Neste sentido com a implantação do sistema de perigos e pontos críticos de controle na indústria pesqueira, os EUA adotaram limites máximos toleráveis de histamina (50 mg.kg-1) para aceitação do produto, recomendando a adoção de dados científicos, como a presença de outras aminas biogênicas como critério para avaliar o frescor e grau de deterioração do pescado (FDA, 1995). Presença de aminas biogênicas indica quebra na cadeia de frio, assim cuidado especial deve ser tomado durante expedição e transporte.

A Comunidade Européia admite um teor máximo de 10mg/100g em peixes, o Mercosul adotou limite semelhante, outros países têm adotado medidas tecnológicas implantando programas de inspeção para diminuir ou evitar a presença de histamina, dentre delas: controle rigoroso de temperatura, higiene no processamento e uso de culturas iniciadoras no processo de fermentação (Lima, 1999).

Na literatura, existem várias propostas para a adoção de métodos alternativos à análise sensorial e determinação microbiológica de microrganismos indicadores em carne. Assim, Hernández (1997) propõe a soma de cadaverina, putrescina, tiramina e histamina como um índice razoável para avaliar o frescor da carne; bem como sinais incipientes de deterioro, onde valores abaixo de 5 mg.kg-1 indicariam alta qualidade higiênica do produto.

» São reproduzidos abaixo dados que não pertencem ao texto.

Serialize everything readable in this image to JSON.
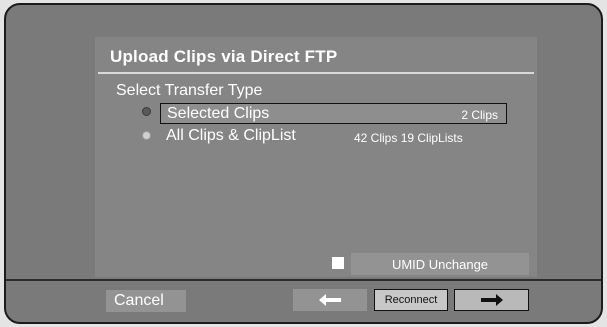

Do mesmo modo, Vinci (2002), sinala a determinação de aminas biogênicas como indicador de qualidade e deterioração incipiente da carne. Esta determinação resulta efetiva ao revelar estágios iniciais de deterioro da carne (embalada, ou não, a vácuo), inclusive, antes de apresentar sinais de deterioro perceptíveis através da análise sensorial ou da análise microbiológica, sendo útil na avaliação de carne transportada/armazenada por longo período (Yano, 1995). É o caso de carne destinada para exportação.

A relação estrita dos alimentos com a saúde pública e seu papel na economia de um país requer a necessidade por padrões sanitários que atendam a qualidade, segurança e redução de transmissão de doenças veiculadas por alimentos.

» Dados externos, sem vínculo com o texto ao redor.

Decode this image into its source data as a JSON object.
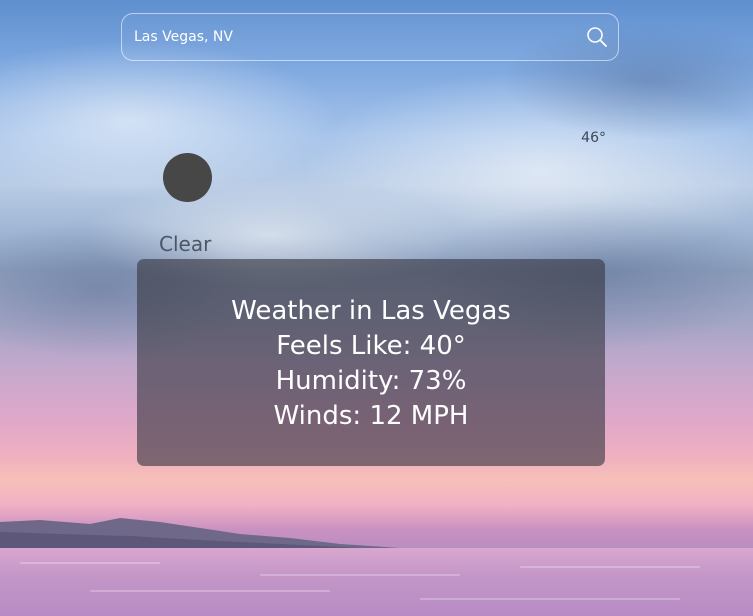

No país, a RDC-ANVISA no12 (02/01/2001) dispõe sobre os padrões microbiológicos sanitários para alimentos. Portanto, respeitando os critérios de equivalência, a probabilidade de exigência para adoção de limiares de aminas biogênicas para carne e produtos cárneos, por parte dos países importadores pode sinalar uma adaptação da legislação vigente. Esta já é uma realidade para aceitação de pescado pelo mercado externo.

A colonização da carne por microrganismos realiza-se principalmente na superfície. Assim, um procedimento prático para diminuir o teor de aminas biogênicas é lavar o produto apenas retirado da embalagem. A lavagem remove quantias substanciais de aminas, por estas se localizarem principalmente na superfície (Kaniou, 2001).

Referências Consultadas
BRASIL. Ministério da Saúde. ANVISA. Resolução – RDC n° 12 de 2 de janeiro de 2001. Regulamento Técnico sobre Padrões Microbiológicos para Alimentos.

FDA. Decomposition and histamine-Raw, Frozen Tuna and Mahi-Mahi; Canned Tuna; and Related Species; Revised Compilance Policy Guide; Availability. Fed. Regist. 149, 39754-39756,1995.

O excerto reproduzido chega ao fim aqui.